Salvini aveva presentato querela nei confronti dello stesso Belsito, non citando invece i Bossi. Una mossa che ha portato al 'non luogo a procedere' deciso dalla Corte d'Appello di Milano nell'ambito del processo sui fondi della Lega Nord

La Corte d'Appello di Milano ha disposto il non luogo a procedere per Umberto Bossi e il figlio Renzo Bossi, sotto processo per appropriazione indebita nell'ambito del processo sui fondi della Lega Nord. Condannato ad un anno e otto mesi il tesoriere Francesco Belsito, con pena sospesa.

Nelle scorse settimane l'attuale segretario federale della Lega, Matteo Salvini, aveva presentato querela nei confronti dello stesso Belsito, non citando invece i Bossi. Una mossa che ha portato al 'non luogo a procedere'

Renzo Bossi: "Salvini ha capito che non c'entravo"

"Matteo Salvini" e "gli avvocati della Lega hanno analizzato e capito che queste spese non erano imputabili a me e così non hanno fatto querela". Così Renzo Bossi all'AdnKronos, dopo la decisione della corte di appello di Milano.

"Finalmente con l'applicazione dell'articolo 129 finisce un processo lungo 7 anni", sottolinea il figlio del fondatore della Lega. "Sono contento ma dispiaciuto allo stesso tempo perché avrei voluto discutere nel merito delle spese contestate", aggiunge Bossi jr ricordando come "la stessa scelta di derubricare il reato da appropriazione a tentata appropriazione, già dimostrava che la Lega non aveva fatto pagamenti a mio favore".

Fondi Lega, il processo

Il filone processuale verteva sull'utilizzo dei fondi del Carroccio per fini privati. In base alla nuova legge infatti  la magistratura non può più procedere d'ufficio per il reato di appropriazione indebita e solo in presenza di una denuncia è stato possibile celebrare il processo.

Il "caso" dei fondi del Carroccio con al centro i 49 milioni che la Lega dovrebbe restituire allo Stato, va avanti dal 2012. Tutto è iniziato quando l’ormai ex tesoriere leghista, Francesco Belsito, venne indagato con le accuse di truffa ai danni dello Stato e riciclaggio per la sua gestione dei rimborsi elettorali.

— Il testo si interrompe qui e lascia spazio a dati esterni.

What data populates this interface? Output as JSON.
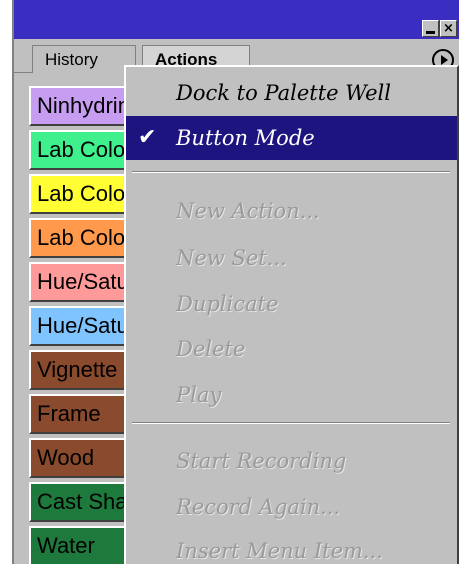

Secondo gli inquirenti, Belsito trasferì all’estero i soldi, in particolare a Cipro e in Tanzania, e li investì in varie attività, tra cui l'acquisto di diamanti.

La vicenda portò alle dimissioni di Umberto Bossi dalla carica di segretario, seguite da quelle dei suoi più stretti collaboratori. I rimborsi elettorali ricevuti dalla Lega Nord e finiti sotto la lente degli inquirenti sono quelli raccolti tra il 2008 e il 2010, per un totale di 48.969.617 euro.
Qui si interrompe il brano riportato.